18 June 2014
Between 2011 and 2013 boxed sheepmeat and beef exports to China jumped from just 3 per cent to 17 per cent of all Australian beef and sheepmeat exports, according to data from the Department of Agriculture and Meat and Livestock Australia.
Demand for red meat in China is being driven by increasing urbanisation, rising incomes and a changing palate, which when combined with a restricted domestic supply create huge opportunities for the Australian industry.
And the growth in the Chinese market is seeing product diverted from other markets, according to Mecardo analyst Gregorio Vial.
In terms of beef, in 2005, 91 per cent was exported to three countries; Japan, the USA and South Korea.
That number had dropped to 60 per cent in 2013, and China had taken South Korea’s spot in the top three export destinations.
The sheepmeat market has also diversified, with China taking a larger share.

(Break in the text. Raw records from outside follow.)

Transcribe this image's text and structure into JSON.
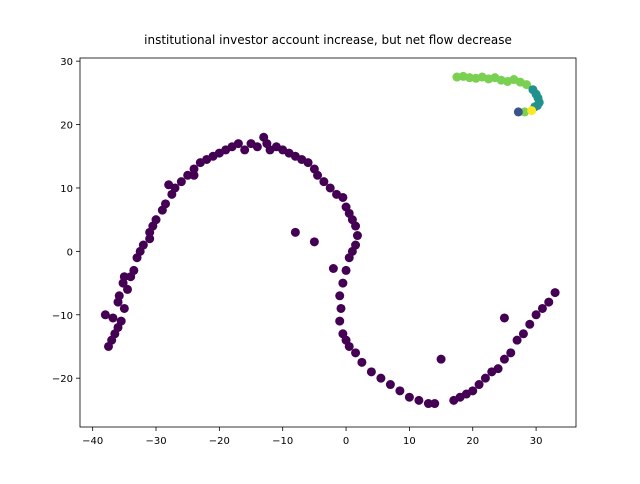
{
  "chart_data": {
    "type": "scatter",
    "title": "institutional investor account increase, but net flow decrease",
    "xlim": [
      -42,
      36.3
    ],
    "ylim": [
      -27.7,
      30.5
    ],
    "xticks": [
      {
        "value": -40,
        "label": "−40"
      },
      {
        "value": -30,
        "label": "−30"
      },
      {
        "value": -20,
        "label": "−20"
      },
      {
        "value": -10,
        "label": "−10"
      },
      0,
      10,
      20,
      30
    ],
    "yticks": [
      {
        "value": -20,
        "label": "−20"
      },
      {
        "value": -10,
        "label": "−10"
      },
      0,
      10,
      20,
      30
    ],
    "series": [
      {
        "color": "#440154",
        "x": [
          -37,
          -36.5,
          -36,
          -37.5,
          -35.5,
          -36.8,
          -35,
          -36,
          -35.8,
          -34.5,
          -35.2,
          -34,
          -33.5,
          -33,
          -32,
          -32.5,
          -31,
          -30.5,
          -30,
          -29,
          -28.5,
          -27.5,
          -27,
          -26,
          -25,
          -24,
          -23,
          -22,
          -21,
          -20,
          -19,
          -18,
          -17,
          -16,
          -15,
          -14,
          -13,
          -12.5,
          -12,
          -11,
          -10,
          -9,
          -8,
          -7,
          -6,
          -5,
          -4.5,
          -3.5,
          -2.5,
          -1.5,
          -0.5,
          0,
          0.5,
          1,
          1.5,
          1.8,
          1.5,
          1,
          0.5,
          0,
          -0.5,
          -1,
          -0.8,
          -1,
          -0.5,
          0,
          0.5,
          1.5,
          2.5,
          4,
          5.5,
          7,
          8.5,
          10,
          11.5,
          13,
          14,
          17,
          18,
          19,
          20,
          21,
          22,
          23,
          24,
          25,
          26,
          27,
          28,
          29,
          30,
          31,
          32,
          33,
          -38,
          -8,
          -5,
          -2,
          25,
          15,
          -28,
          -24,
          -31,
          -35
        ],
        "y": [
          -14,
          -13,
          -12,
          -15,
          -11,
          -10.5,
          -9,
          -8,
          -7,
          -6,
          -5,
          -4,
          -3,
          -1,
          1,
          0,
          3,
          4,
          5,
          6.5,
          7.5,
          9,
          10,
          11,
          12,
          13,
          14,
          14.5,
          15,
          15.5,
          16,
          16.5,
          17,
          16,
          17,
          16.5,
          18,
          17,
          16,
          16.5,
          16,
          15.5,
          15,
          14.5,
          14,
          13,
          12,
          11,
          10,
          9,
          8.5,
          7,
          6,
          5,
          4,
          2.5,
          1,
          0,
          -1,
          -3,
          -5,
          -7,
          -9,
          -11,
          -13,
          -14,
          -15,
          -16,
          -17.5,
          -19,
          -20,
          -21,
          -22,
          -23,
          -23.5,
          -24,
          -24,
          -23.5,
          -23,
          -22.5,
          -22,
          -21,
          -20,
          -19,
          -18.5,
          -17,
          -16,
          -14,
          -13,
          -11.5,
          -10,
          -9,
          -8,
          -6.5,
          -10,
          3,
          1.5,
          -2.7,
          -10.5,
          -17,
          10.5,
          12,
          2,
          -4
        ]
      },
      {
        "color": "#7ad151",
        "x": [
          17.5,
          18.5,
          19.5,
          20.5,
          21.5,
          22.5,
          23.5,
          24.5,
          25.5,
          26.5,
          27.5,
          28.5,
          28.2
        ],
        "y": [
          27.5,
          27.6,
          27.4,
          27.3,
          27.5,
          27.2,
          27.4,
          27.0,
          26.8,
          27.1,
          26.7,
          26.3,
          22
        ]
      },
      {
        "color": "#21918c",
        "x": [
          29.5,
          30,
          30.3,
          30.5,
          30.2,
          29.8
        ],
        "y": [
          25.5,
          24.8,
          24.2,
          23.5,
          23,
          22.8
        ]
      },
      {
        "color": "#3b528b",
        "x": [
          27.2
        ],
        "y": [
          22
        ]
      },
      {
        "color": "#fde725",
        "x": [
          29.3
        ],
        "y": [
          22.2
        ]
      }
    ]
  }
}
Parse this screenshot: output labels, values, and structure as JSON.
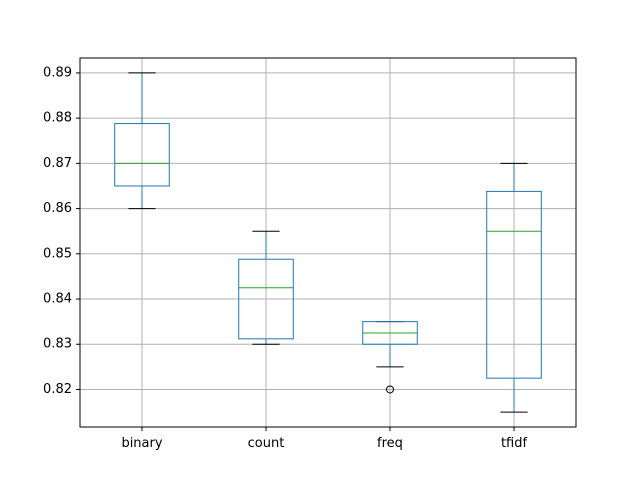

Mr Vial says, just like for many other Australian agricultural products, a perception of safety and quality helps sales in China.
“There has been a number of food safety concerns in China, and this drives demand for Australian produce.”
Adelaide-based meat exporter Samex has felt the effects of the growing demand.
Exports manager Simon Linke says of the approximately 50 countries they export beef and sheepmeat to, China is close to the most important.
“China’s taken on a huge role, Samex has been exporting to China since the early nineties.
“What we’re seeing now is that the rage of products is expanding, beef has become more popular.”
Mr Linke says the company has been lucky to avoid having to divert stock away from other countries in order to maintain supply to China.